There could be a paper in there for some sociologist (not you, I know it's outside your "field" :-)
no subject
Date: 2010-12-29 09:13 pm (UTC)"I have to assume you are not putting in the effort or that something (a learning disability, perhaps) is preventing you from achieving success with the effort you're applying."
It never enters your head that the failure may be on your side of the desk.
My Daughter is graded on Effort, which is effectively bonus marks for results, or occasionally encouragement, because effort is not obvious in a classroom of 30 kids for 40 minutes a day. This causes her endless frustration because no matter how much effort she puts in, unless her results are high, or improving, she gets marked down for effort. In maths, it is because the teacher is a hopeless communicator. He has repeatedly marked her wrong for doing exactly as he demonstrated on the board. Result correct, working skipped a step or two, as did his worked example.
no subject
Date: 2010-12-29 09:53 pm (UTC)Someone who talks a good line in class but consistently fails exams should not get extra points just because they talk a good line in class - unless that's part of the participation score, in which case it's still results, not effort.
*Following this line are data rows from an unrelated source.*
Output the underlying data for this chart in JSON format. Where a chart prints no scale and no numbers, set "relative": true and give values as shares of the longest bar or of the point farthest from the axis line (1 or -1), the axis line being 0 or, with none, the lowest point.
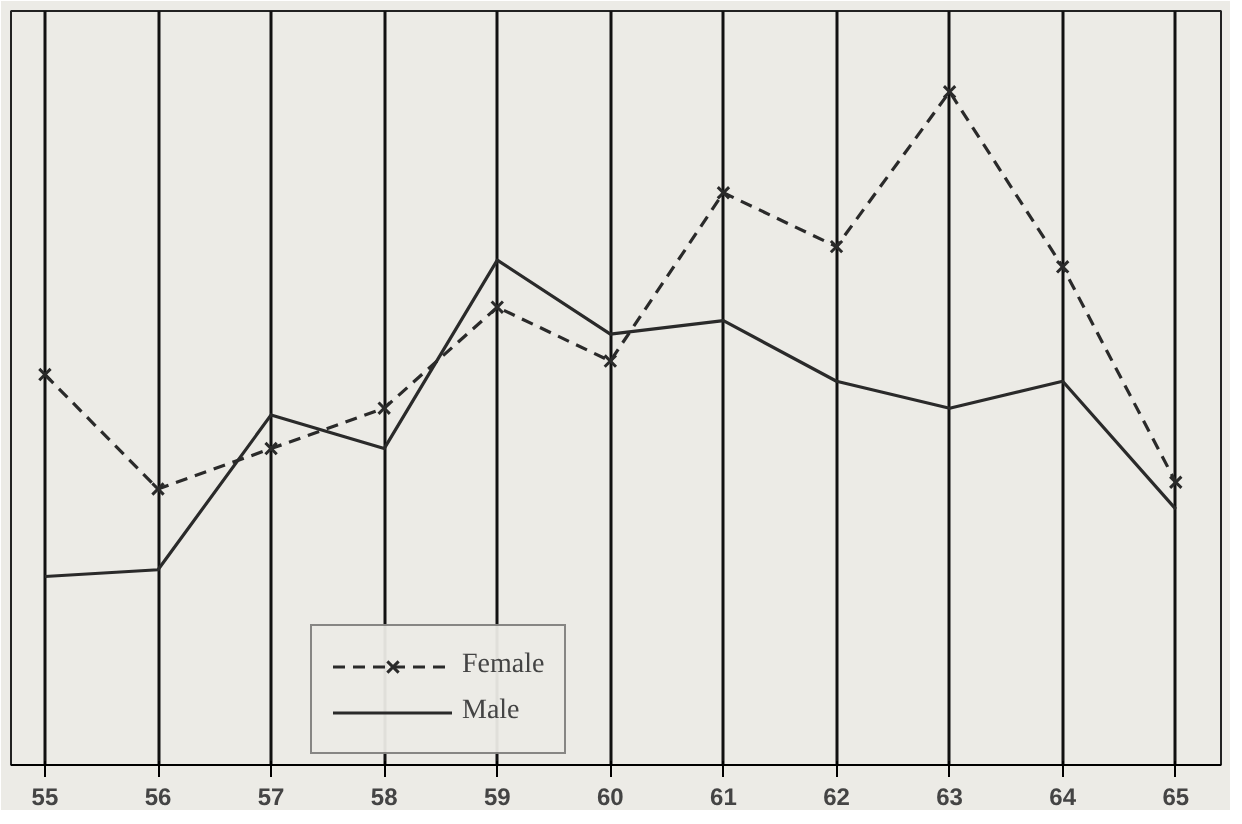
{
  "chart_data": {
    "type": "line",
    "relative": true,
    "categories": [
      "55",
      "56",
      "57",
      "58",
      "59",
      "60",
      "61",
      "62",
      "63",
      "64",
      "65"
    ],
    "series": [
      {
        "name": "Female",
        "color": "#2a2a2a",
        "line_style": "dashed",
        "marker": "cross",
        "values": [
          0.58,
          0.41,
          0.47,
          0.53,
          0.68,
          0.6,
          0.85,
          0.77,
          1,
          0.74,
          0.42
        ]
      },
      {
        "name": "Male",
        "color": "#2a2a2a",
        "line_style": "solid",
        "marker": "none",
        "values": [
          0.28,
          0.29,
          0.52,
          0.47,
          0.75,
          0.64,
          0.66,
          0.57,
          0.53,
          0.57,
          0.38
        ]
      }
    ],
    "grid": "x",
    "legend": "bottom left"
  }
}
Bottom line: Absent evidence of effort in the results provided to me in exams, papers, and presentations, I have to assume no effort is being made.
no subject
Date: 2010-12-30 01:19 am (UTC)So yes, they do get marked on effort.
Again you assume that your experience is definitive and instead of wondering why something is not as you expect you blame it on my ignorance of the subject.
no subject
Date: 2010-12-29 11:08 pm (UTC)In education, at times a teacher is required to use a badly designed curriculum or text. In that case, there is only so much a teacher can do: Their boss, and their budget, mandates what is to be used, and what can be done to upgrade/replace that which might not be working.
This is right up there with jumping around in a textbook: it is best done only carefully, and after ensuring the student has the required information background.
I've done it twice now where that wasn't the case. Both times, I succeeded in spite of the problems made, through massive extra effort.
In one case where (if we were actually using a text) we would have jumped around some, the instructor presented his material in such a way as to be coherent and cohesive in the order of presentation. In that case, though, the instructor has effectively written his own textbook.
Just some thoughts that were inspired by some of the comments.